Aaron Jay Kernis returns to Minnesota to debut viola concerto with SPCO
Composer Aaron Jay Kernis, who quit the Minnesota Orchestra in protest last fall, brings a world premiere to St. Paul next weekend.
By Graydon Royce Star Tribune
April 18, 2014
Composer Aaron Jay Kernis is eager and happy to hear the St. Paul Chamber Orchestra play the world premiere of his viola concerto with Paul Neubauer next weekend.
“It’s a big piece — 27 minutes in three movements — and it’s been a lot of fun so closely working with Paul,” said Kernis, who has been accompanying Neubauer on piano, playing the piece in house concerts the past month. “He’s been playing it wonderfully.”
“Certain parts are quite dark, pensive, and that very well suits the viola,” Kernis said. “The piece is not a story exactly, but there are many searching and melancholy moments — a mixture of concern, unease, apprehension and hope.”The concerto, conducted by Roberto Abbado, will appear on a program with Haydn’s 101st Symphony and Stravinsky’s “Apollon Musagète.”Kernis, who began working on the concerto last summer, drew more overt inspiration from Neubauer’s playing and transcriptions of Robert Schumann’s work for viola and piano. The second movement, he said, has a late-19th-century romantic quality, and the third is based on Yiddish folk tunes.

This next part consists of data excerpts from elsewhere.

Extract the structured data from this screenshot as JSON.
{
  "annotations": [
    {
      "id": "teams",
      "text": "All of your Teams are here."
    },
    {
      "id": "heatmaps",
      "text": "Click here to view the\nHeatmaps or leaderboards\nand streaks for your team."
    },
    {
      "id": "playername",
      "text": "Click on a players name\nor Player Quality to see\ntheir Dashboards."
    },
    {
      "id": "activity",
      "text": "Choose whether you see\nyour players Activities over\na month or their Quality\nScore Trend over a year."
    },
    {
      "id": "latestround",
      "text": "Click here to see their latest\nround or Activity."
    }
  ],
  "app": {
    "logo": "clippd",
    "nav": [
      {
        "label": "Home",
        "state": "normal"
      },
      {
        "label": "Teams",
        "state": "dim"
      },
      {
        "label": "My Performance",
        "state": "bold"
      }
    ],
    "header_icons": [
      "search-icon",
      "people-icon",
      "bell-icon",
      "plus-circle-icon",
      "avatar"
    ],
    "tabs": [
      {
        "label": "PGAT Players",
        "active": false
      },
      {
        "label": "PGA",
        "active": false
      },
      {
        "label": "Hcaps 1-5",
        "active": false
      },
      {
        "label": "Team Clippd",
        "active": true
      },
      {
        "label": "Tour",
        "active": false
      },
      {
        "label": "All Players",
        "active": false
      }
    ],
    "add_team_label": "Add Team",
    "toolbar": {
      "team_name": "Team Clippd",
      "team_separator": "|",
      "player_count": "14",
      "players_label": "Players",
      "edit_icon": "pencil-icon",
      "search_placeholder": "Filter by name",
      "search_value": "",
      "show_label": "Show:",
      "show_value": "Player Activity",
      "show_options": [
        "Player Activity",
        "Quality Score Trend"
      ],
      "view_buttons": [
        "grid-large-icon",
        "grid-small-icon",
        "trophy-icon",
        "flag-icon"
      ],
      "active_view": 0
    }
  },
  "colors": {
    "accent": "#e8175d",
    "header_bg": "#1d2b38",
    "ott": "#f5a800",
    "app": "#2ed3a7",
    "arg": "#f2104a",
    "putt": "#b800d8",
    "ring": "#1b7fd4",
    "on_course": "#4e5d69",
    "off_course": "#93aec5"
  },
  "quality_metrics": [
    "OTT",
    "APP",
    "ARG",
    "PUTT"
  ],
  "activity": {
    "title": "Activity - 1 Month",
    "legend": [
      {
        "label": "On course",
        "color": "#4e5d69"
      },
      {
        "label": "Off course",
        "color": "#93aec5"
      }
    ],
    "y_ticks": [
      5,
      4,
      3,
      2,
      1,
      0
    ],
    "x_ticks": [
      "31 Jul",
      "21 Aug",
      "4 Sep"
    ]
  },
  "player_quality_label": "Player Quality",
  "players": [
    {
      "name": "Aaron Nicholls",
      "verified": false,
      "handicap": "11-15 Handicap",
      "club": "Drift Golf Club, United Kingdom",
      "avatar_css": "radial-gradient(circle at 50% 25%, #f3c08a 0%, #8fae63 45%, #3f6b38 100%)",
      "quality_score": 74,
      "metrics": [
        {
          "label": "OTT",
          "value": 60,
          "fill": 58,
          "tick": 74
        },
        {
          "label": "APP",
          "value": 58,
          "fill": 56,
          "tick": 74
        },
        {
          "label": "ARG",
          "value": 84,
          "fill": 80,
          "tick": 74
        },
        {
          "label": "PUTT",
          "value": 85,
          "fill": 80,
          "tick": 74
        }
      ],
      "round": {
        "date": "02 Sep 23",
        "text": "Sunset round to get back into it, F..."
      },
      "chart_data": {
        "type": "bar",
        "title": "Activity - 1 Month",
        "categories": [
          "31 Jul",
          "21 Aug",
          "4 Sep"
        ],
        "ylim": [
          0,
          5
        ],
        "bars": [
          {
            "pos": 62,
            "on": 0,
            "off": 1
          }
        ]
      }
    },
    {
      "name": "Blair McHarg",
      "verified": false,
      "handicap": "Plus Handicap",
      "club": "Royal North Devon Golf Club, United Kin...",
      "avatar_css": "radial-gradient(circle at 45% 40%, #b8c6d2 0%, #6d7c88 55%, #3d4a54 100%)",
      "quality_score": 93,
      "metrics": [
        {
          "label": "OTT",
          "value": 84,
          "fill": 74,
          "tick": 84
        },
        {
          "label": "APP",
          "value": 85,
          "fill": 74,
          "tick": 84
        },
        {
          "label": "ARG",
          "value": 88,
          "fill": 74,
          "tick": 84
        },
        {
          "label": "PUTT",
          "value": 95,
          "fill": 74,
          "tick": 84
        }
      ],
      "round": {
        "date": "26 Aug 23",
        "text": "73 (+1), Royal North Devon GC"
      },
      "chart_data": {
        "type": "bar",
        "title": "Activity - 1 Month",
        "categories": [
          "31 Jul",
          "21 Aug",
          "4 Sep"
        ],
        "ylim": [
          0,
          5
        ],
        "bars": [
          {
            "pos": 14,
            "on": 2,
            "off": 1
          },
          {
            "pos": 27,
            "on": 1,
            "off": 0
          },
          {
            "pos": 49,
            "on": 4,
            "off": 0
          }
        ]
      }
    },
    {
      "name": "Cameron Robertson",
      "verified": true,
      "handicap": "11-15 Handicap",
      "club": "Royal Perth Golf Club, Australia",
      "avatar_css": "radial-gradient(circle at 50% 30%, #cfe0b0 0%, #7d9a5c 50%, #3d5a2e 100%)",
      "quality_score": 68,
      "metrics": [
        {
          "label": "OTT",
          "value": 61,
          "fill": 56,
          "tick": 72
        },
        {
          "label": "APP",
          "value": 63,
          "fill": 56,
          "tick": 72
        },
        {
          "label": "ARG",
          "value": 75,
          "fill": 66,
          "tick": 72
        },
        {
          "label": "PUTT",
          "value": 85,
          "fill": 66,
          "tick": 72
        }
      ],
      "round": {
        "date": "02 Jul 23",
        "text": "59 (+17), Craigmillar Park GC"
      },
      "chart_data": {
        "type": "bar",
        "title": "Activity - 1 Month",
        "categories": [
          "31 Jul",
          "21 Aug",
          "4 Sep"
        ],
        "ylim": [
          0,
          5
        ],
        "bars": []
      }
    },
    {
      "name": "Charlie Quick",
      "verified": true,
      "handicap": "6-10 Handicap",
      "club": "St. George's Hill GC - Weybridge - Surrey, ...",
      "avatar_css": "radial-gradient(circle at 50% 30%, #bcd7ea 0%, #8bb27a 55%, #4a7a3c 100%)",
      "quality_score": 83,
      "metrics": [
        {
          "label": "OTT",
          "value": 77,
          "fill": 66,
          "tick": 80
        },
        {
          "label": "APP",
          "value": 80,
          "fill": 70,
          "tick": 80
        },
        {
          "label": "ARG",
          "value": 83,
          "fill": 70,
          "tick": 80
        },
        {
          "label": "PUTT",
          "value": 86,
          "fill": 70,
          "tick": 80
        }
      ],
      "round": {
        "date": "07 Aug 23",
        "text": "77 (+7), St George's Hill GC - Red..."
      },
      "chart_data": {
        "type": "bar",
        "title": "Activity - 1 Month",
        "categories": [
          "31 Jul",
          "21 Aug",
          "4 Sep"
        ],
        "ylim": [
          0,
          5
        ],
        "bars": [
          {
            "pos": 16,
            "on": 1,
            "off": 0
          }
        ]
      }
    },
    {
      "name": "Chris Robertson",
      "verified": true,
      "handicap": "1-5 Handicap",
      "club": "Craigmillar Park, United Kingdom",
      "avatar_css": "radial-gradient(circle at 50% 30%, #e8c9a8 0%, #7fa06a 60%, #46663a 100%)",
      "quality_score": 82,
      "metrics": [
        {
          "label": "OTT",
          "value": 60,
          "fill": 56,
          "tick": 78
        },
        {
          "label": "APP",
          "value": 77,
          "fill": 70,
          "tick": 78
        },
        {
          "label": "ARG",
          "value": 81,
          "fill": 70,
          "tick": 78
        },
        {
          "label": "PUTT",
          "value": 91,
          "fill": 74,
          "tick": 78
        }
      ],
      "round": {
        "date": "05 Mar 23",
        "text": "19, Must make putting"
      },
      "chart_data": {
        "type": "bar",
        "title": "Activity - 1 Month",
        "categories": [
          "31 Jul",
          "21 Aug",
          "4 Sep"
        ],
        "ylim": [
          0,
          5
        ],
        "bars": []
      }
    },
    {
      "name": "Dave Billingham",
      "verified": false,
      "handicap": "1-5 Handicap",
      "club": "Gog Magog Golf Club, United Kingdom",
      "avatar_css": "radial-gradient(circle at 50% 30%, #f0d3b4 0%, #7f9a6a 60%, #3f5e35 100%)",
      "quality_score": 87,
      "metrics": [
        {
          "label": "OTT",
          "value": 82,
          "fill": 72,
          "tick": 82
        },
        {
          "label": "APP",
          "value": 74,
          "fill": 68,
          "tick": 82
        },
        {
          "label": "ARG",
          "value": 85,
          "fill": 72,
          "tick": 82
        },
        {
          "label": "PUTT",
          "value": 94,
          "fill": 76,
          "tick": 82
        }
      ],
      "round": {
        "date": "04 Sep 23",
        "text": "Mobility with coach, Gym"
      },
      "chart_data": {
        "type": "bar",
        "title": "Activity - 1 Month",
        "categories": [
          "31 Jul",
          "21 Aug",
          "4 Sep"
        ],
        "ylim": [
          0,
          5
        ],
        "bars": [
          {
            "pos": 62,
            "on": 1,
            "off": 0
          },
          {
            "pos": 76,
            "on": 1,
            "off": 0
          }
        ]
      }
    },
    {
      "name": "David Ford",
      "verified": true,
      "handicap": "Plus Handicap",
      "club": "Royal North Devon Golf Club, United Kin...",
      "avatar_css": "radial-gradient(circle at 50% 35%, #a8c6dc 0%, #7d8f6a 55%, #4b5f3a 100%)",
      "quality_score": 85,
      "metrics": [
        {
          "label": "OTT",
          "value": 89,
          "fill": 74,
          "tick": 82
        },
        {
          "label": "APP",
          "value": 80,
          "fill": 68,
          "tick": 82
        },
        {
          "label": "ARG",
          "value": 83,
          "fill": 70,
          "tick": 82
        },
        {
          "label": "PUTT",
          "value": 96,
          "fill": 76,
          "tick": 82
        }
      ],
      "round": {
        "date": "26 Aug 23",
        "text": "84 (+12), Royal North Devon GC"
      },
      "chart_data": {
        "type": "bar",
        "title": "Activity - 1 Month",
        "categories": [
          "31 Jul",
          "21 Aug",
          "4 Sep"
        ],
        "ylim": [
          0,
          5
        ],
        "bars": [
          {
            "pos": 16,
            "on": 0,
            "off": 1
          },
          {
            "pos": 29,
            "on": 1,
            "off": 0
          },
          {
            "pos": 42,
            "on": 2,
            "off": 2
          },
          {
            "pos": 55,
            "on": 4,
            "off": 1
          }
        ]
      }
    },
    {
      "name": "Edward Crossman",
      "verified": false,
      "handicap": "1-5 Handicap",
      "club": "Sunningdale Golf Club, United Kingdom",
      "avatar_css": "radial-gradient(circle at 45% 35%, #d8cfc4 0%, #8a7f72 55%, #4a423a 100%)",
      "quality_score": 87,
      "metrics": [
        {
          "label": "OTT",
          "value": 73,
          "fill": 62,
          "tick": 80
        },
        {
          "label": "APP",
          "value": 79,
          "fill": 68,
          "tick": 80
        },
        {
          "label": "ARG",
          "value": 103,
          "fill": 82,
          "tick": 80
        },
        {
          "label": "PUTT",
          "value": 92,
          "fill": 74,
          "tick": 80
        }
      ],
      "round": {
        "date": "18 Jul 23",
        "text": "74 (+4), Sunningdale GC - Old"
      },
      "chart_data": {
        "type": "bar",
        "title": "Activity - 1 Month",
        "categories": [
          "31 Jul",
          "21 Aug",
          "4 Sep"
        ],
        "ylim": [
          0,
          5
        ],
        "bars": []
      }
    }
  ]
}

Kernis won the 1998 Pulitzer Prize for music and the 2002 Grawemeyer Award for Music Composition, which carries a $200,000 honorarium. The Grawemeyer cited his “Colored Field,” which in a version for cello and orchestra was commissioned by the Minnesota Orchestra and had its premiere in Minneapolis with cellist Truls Mørk in 2000. Kernis has taught at Yale since 2003, and lives in New York City.
He is focused on the SPCO and Neubauer and this world premiere. Three more orchestras will perform the concerto through next November.
“The SPCO was the beginning of my relationship with the Twin Cities,” he said. “I’m looking forward to coming back, doing the walks around the lakes, reacquainting with people. I hope my associations with the area will go on for many years.”